Racing: Willy and Welburn fix their sights firmly on Aintree

Sue Montgomery
Sunday 02 March 2003 01:00

The purists and professionals may obsess all season about Cheltenham, but the Grand National is the race that counts with the public and yesterday the sport was peppered with Aintree warning volleys. The broadside came from Shotgun Willy, who produced a remarkable performance to win the Red Square Vodka Gold Cup at Haydock under top-weight on his first run of the season. But there were answering salvos from Gunner Welburn at Newbury, and Goguenard earlier at the Lancashire track.

Shotgun Willy, as his burden of 11st 12lb implied, was the class act among yesterday's 17 runners. Even though he had not raced since his second place in the Scottish Grand National 315 days earlier he looked perfectly ready to do his job, and Ruby Walsh pulled no punches in this contest over an extended three and a half miles. As the veteran Jocks Cross, on his final start, took the field along at an even gallop, Shotgun Willy was just behind, matching strides with Wonder Weasel.

No horse fell, but by the final turn the contenders had been reduced to six. The first to go for home was the least-fancied of the Martin Pipe-trained trio, You're Agoodun, who swept to the front under Robert Thornton three out, but the 40-1 shot compromised his chance with right-handed swerves over the final obstacles.
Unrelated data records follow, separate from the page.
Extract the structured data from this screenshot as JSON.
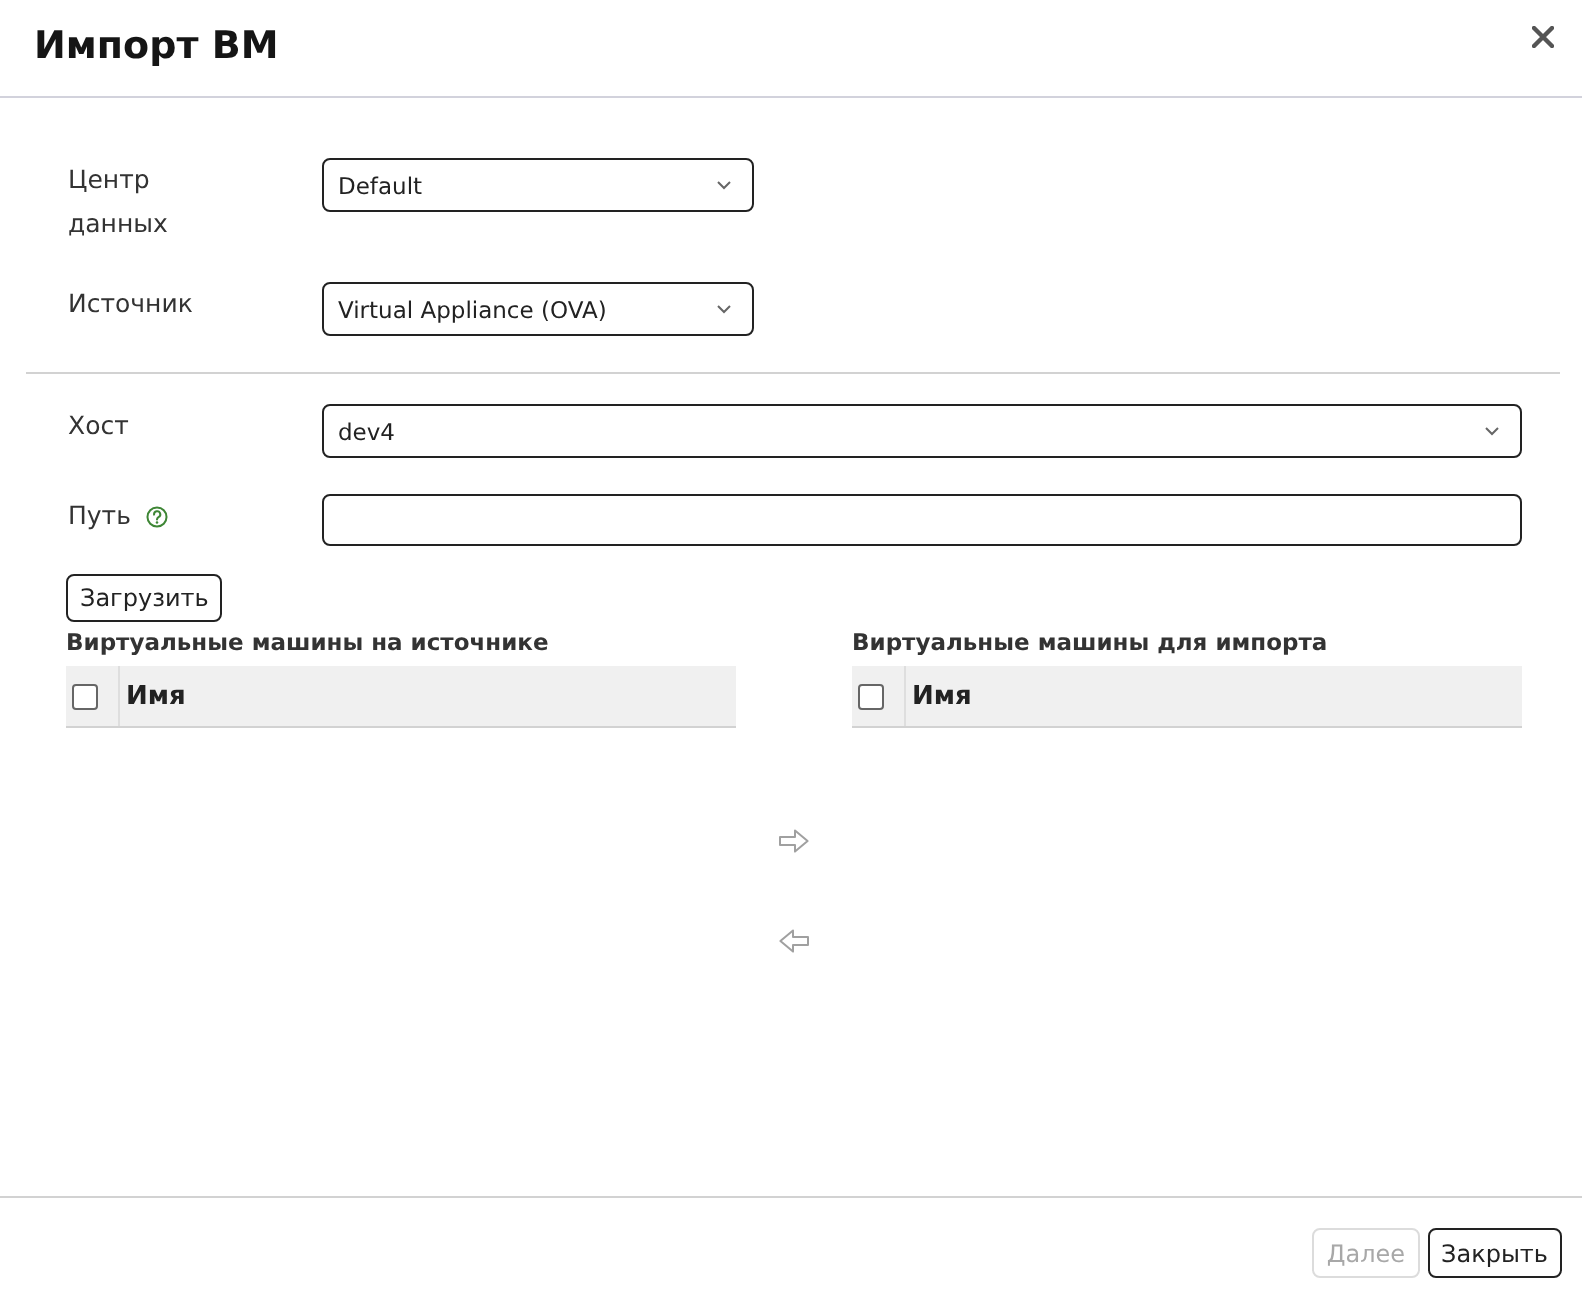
{
  "dialog": {
    "title": "Импорт ВМ"
  },
  "sections": [
    {
      "fields": [
        {
          "kind": "select",
          "label": "Центр данных",
          "value": "Default"
        },
        {
          "kind": "select",
          "label": "Источник",
          "value": "Virtual Appliance (OVA)"
        }
      ]
    },
    {
      "fields": [
        {
          "kind": "select",
          "label": "Хост",
          "value": "dev4"
        },
        {
          "kind": "text",
          "label": "Путь",
          "help": true
        }
      ]
    }
  ],
  "load_button": {
    "label": "Загрузить"
  },
  "vm_lists": [
    {
      "title": "Виртуальные машины на источнике",
      "select_all_checked": false,
      "columns": [
        "Имя"
      ]
    },
    {
      "title": "Виртуальные машины для импорта",
      "select_all_checked": false,
      "columns": [
        "Имя"
      ]
    }
  ],
  "footer_buttons": [
    {
      "label": "Далее",
      "disabled": true
    },
    {
      "label": "Закрыть",
      "disabled": false
    }
  ]
}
He was still in front at the last, though, and as Wonder Weasel, who followed him over, could do no more, it seemed his main danger was his own stablemate, Iris Bleu.

But fortunes can change on the interminable run-in at Haydock and suddenly Shotgun Willy, six lengths down at the last fence, was in the mix again. A tremendous rally in the final 10 strides landed the prize by three-quarters of a length, with You're Agoodun a short-head in front of Iris Bleu, the 13-2 favourite, and game little Wonder Weasel five lengths back.

Fifteen of the field completed, with the others headed by the gallant Jocks Cross, Frosty Canyon, Supreme Glory and last year's National hero, Bindaree. Mini Sensation, Shotgun Willy's full-brother, was the first to be pulled up, ill at ease on ground not nearly soft enough for him.

It was a race record weight-carrying effort by Shotgun Willy, a tall, powerful chestnut nine-year-old with the goose-stepping hind-leg action known as stringhalt. "I honestly didn't think I'd win," said a delighted Walsh. "I was squeezing, squeezing all the way, and twice round here is a long way to do that. But he got his second wind going to the last and it's a long way to the line for those in front."

Shotgun Willy is still engaged in the Gold Cup, but a trip to Cheltenham is almost certainly out. "He would not run there unless it came up really heavy," said his trainer, Paul Nicholls. "He had a hard enough race today. The idea was always to give him just one run before Aintree and to keep something in the tank, and he will certainly improve from this."

Graham Roach's colourbearer is set to carry 11st 7lb at Aintree, and is now disputing favouritism with his stablemate, Ad Hoc, and Gunner Welburn, trained by Andrew Balding. "He's a big horse and he will carry the weight," added Nicholls. "Don't forget, he beat First Gold when he was a novice, and we have always known he was a very good horse."

After a rare disappointing run at Doncaster in January, Gunner Welburn had little more than an exercise outing on his favoured soft ground in the three-mile handicap chase at Newbury, stretching clear of Moral Support with his jockey, Barry Fenton, sitting motionless. His trainer's father, Ian, said of the former top hunter-chaser: "He looks the ideal horse for the race. He does need about 20 to come out before he is guaranteed a run, but now he has won again he may be top of the 10-stoners."

Goguenard, trained by Sue Smith and also due to carry the minimum in the big one, outjumped his rivals to take the two-and-a-half-mile handicap that preceded Haydock's feature by an easy six lengths, although fellow Aintree entry Red Striker would have been closer had he not fluffed the second-last. "As soon as I straightened up for home and gave him a kick there wasn't much going to get past me," said winning rider Warren Marston.

Another National challenger on view at the track, but not in competition, was last year's fourth Kingsmark, who went well in a two-and-a-half-mile gallop under Walsh on an away day from trainer Martin Todhunter's Penrith stables.